On the flip side, economic uncertainty from President Donald Trump’s sweeping tariffs weighed on the shares of consumer companies, while health-care stocks struggled with uncertainty surrounding the administration’s policies and pressure on drug prices.
Here are some of the biggest winners and losers in the U.S. stock market this year.
Winner: New AI Leadership
Technology stocks, especially those tied to AI, again dominated the market. But leadership shifted to the shares of companies associated with data — from storage to the building, heating and cooling of data centers.
Hyperscalers like Microsoft Corp., Amazon.com Inc., Alphabet Inc. and Meta Platforms Inc. have pledged to spend more than $440 billion over the next 12 months to build out AI capabilities, benefiting firms such as Sandisk Corp., Western Digital Corp. and Seagate Technology Holdings Plc, which were three of the four best performing stocks in the S&P 500.

Winner: New S&P 500 Additions
A slew of companies were added to the S&P 500 in 2025, including Robinhood Markets Inc., Sandisk, AppLovin Corp. and Carvana Co., all of which posted triple-digit percentage gains and landed among the top 20 performers in the index.
Of course, not every stock that joined the S&P 500 got a boost. Trade Desk Inc. shares were the worst performers in the index with a nearly 70% loss, while Block Inc. tumbled more than 20% and Coinbase Global Inc. sank more than 6%.
Winner: Palantir
Palantir Technologies Inc. shares are set to notch a triple-digit gain for the third year in a row. The software developer got a boost from AI enthusiasm and strong buy-in from retail traders who are drawn to the company’s outspoken Chief Executive Officer Alex Karp.
But the stock is now rather pricey. With a multiple of more than 180 times forward earnings, it’s the third most expensive member of the S&P 500 behind Tesla Inc. and Warner Bros. Discovery Inc.

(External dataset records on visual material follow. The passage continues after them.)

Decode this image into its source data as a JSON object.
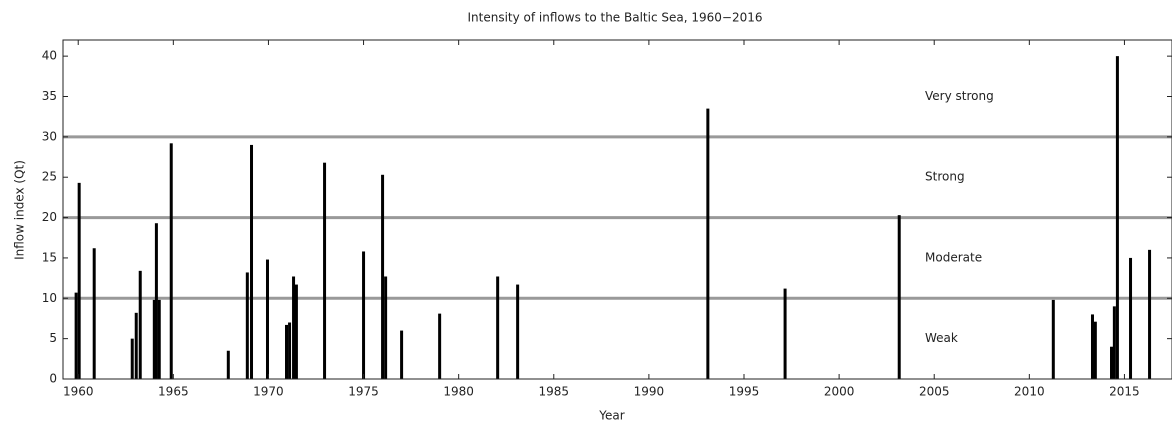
{
  "chart_data": {
    "type": "bar",
    "title": "Intensity of inflows to the Baltic Sea, 1960−2016",
    "x_label": "Year",
    "y_label": "Inflow index (Qt)",
    "x": [
      1959.89,
      1960.05,
      1960.84,
      1962.84,
      1963.05,
      1963.26,
      1964.0,
      1964.11,
      1964.26,
      1964.89,
      1967.89,
      1968.89,
      1969.11,
      1969.95,
      1970.95,
      1971.11,
      1971.32,
      1971.47,
      1972.95,
      1975.0,
      1976.0,
      1976.16,
      1977.0,
      1979.0,
      1982.05,
      1983.1,
      1993.1,
      1997.16,
      2003.16,
      2011.26,
      2013.32,
      2013.47,
      2014.32,
      2014.47,
      2014.63,
      2015.32,
      2016.32
    ],
    "values": [
      10.7,
      24.3,
      16.2,
      5.0,
      8.2,
      13.4,
      9.8,
      19.3,
      9.8,
      29.2,
      3.5,
      13.2,
      29.0,
      14.8,
      6.7,
      7.0,
      12.7,
      11.7,
      26.8,
      15.8,
      25.3,
      12.7,
      6.0,
      8.1,
      12.7,
      11.7,
      33.5,
      11.2,
      20.3,
      9.8,
      8.0,
      7.1,
      4.0,
      9.0,
      40.0,
      15.0,
      16.0
    ],
    "color": "#000000",
    "thresholds": [
      10,
      20,
      30
    ],
    "threshold_color": "#999999",
    "zone_labels": [
      "Weak",
      "Moderate",
      "Strong",
      "Very strong"
    ],
    "xlim": [
      1959.2,
      2017.5
    ],
    "xticks": [
      1960,
      1965,
      1970,
      1975,
      1980,
      1985,
      1990,
      1995,
      2000,
      2005,
      2010,
      2015
    ],
    "ylim": [
      0,
      42
    ],
    "yticks": [
      0,
      5,
      10,
      15,
      20,
      25,
      30,
      35,
      40
    ],
    "grid": false
  }
}
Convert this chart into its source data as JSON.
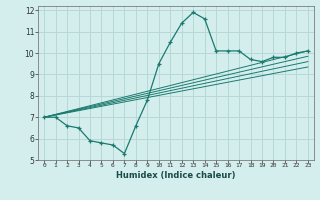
{
  "xlabel": "Humidex (Indice chaleur)",
  "ylabel": "",
  "bg_color": "#d4eeee",
  "line_color": "#1a7a6e",
  "grid_color": "#b8d8d8",
  "xlim": [
    -0.5,
    23.5
  ],
  "ylim": [
    5,
    12.2
  ],
  "xticks": [
    0,
    1,
    2,
    3,
    4,
    5,
    6,
    7,
    8,
    9,
    10,
    11,
    12,
    13,
    14,
    15,
    16,
    17,
    18,
    19,
    20,
    21,
    22,
    23
  ],
  "yticks": [
    5,
    6,
    7,
    8,
    9,
    10,
    11,
    12
  ],
  "main_line": {
    "x": [
      0,
      1,
      2,
      3,
      4,
      5,
      6,
      7,
      8,
      9,
      10,
      11,
      12,
      13,
      14,
      15,
      16,
      17,
      18,
      19,
      20,
      21,
      22,
      23
    ],
    "y": [
      7.0,
      7.0,
      6.6,
      6.5,
      5.9,
      5.8,
      5.7,
      5.3,
      6.6,
      7.8,
      9.5,
      10.5,
      11.4,
      11.9,
      11.6,
      10.1,
      10.1,
      10.1,
      9.7,
      9.6,
      9.8,
      9.8,
      10.0,
      10.1
    ]
  },
  "linear_lines": [
    {
      "x": [
        0,
        23
      ],
      "y": [
        7.0,
        10.1
      ]
    },
    {
      "x": [
        0,
        23
      ],
      "y": [
        7.0,
        9.85
      ]
    },
    {
      "x": [
        0,
        23
      ],
      "y": [
        7.0,
        9.6
      ]
    },
    {
      "x": [
        0,
        23
      ],
      "y": [
        7.0,
        9.35
      ]
    }
  ]
}
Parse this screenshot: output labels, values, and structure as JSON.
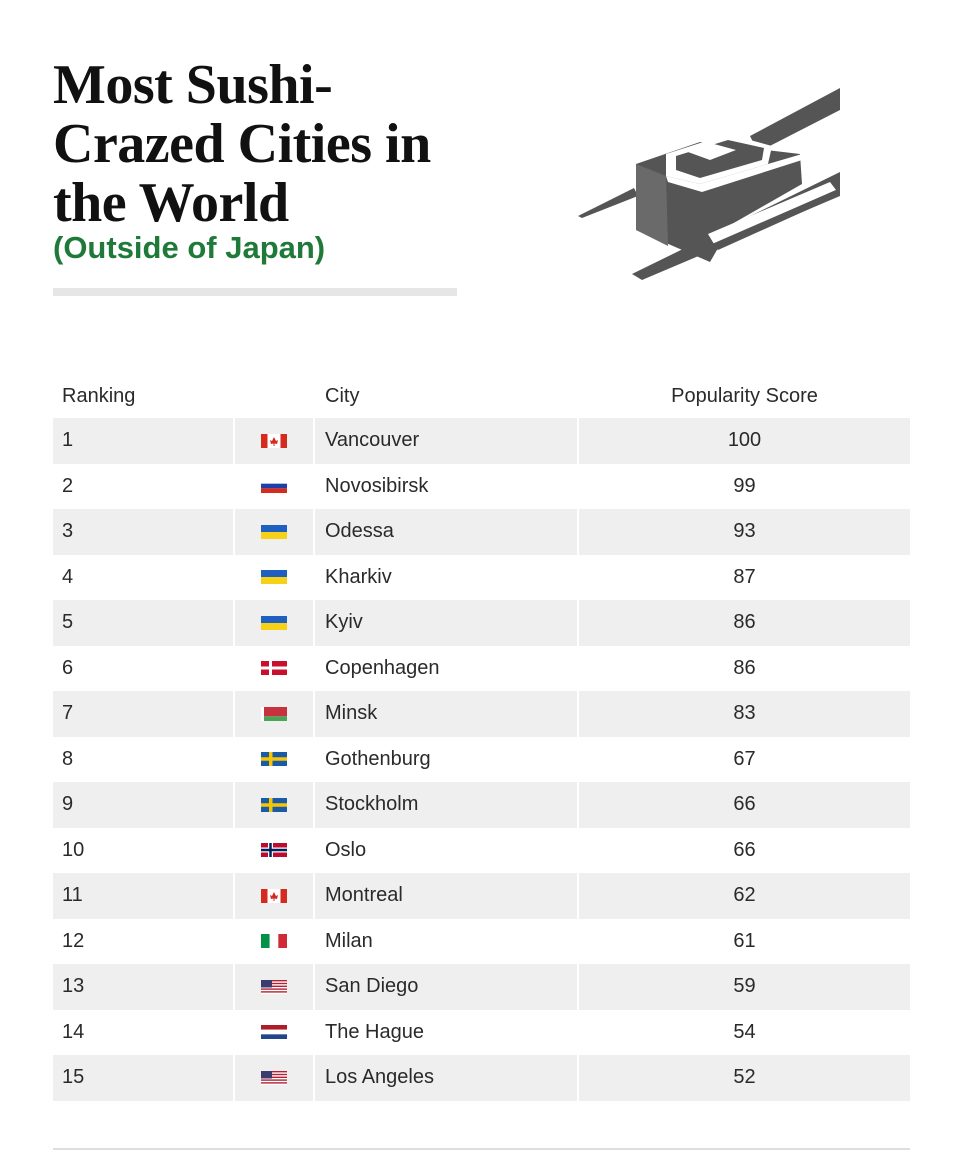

Winner: Warner Bros. Discovery
Warner Bros. Discovery soared almost 175% in 2025 on the strength of takeover speculation.
The company formally put itself up for sale in October, and there’s an ongoing battle between the top two bidders, Paramount Skydance Corp. and Netflix Inc., with both suitors jockeying to strengthen financial backing for their offers.
The Warner Bros. board prefers the Netflix bid and is reportedly planning to reject Paramount’s offer, but Larry Ellison, the billionaire chairman of Oracle Corp. and father of Paramount Chief Executive David Ellison, is personally guaranteeing the Paramount proposal.

Loser: Consumer Staples
Economic uncertainty, tariffs and concerns about the health of the U.S. consumer as inflation creeps higher weighed on consumer stocks, especially some major staples names.
Clorox Co., frozen french fries maker Lamb Weston Holdings Inc., Campbell’s Co. and beverage giant Constellation Brands Inc. were among the 20 worst-performers in the S&P 500. Shares of fast-casual dining brand Chipotle Mexican Grill Inc. sank nearly 40% after two years of double-digit gains.
Loser: Retail
The same economic uncertainty also hit shares of some retail companies. Deckers Outdoor Corp., which owns brands such as Hoka and Ugg, was down almost 50% in 2025, snapping a nine-year streak of gains. The stock was hit hard by a few weak earnings forecasts and analyst downgrades.

Lululemon Athletica Inc. shares are set to fall nearly 45% this year, their second consecutive double-digit annual decline, as the athletic apparel retailer struggles through an overhaul after a period of slow growth and the recent exit of its chief executive officer.
Activist investor Elliott Investment Management has built a stake of more than $1 billion in the company.
Loser: Managed Care
Health insurance stocks underperformed in 2025 despite hopes that the group would benefit from a shift in policy by the Trump administration.
Molina Healthcare Inc. shares were down more than 40%, their second straight year of double-digit declines. UnitedHealth Group Inc. and Centene Corp. have both shed more than 30%, putting them among the 25 worst performers in the S&P 500.
Still, there are signs of hope for the group as some investors view the beaten-down valuations as attractive, making the stocks possibly due for a rebond. Money manager Michael Burry has said he’s long Molina shares and that he views the company as acquisition target in 2026 if it remains this cheap.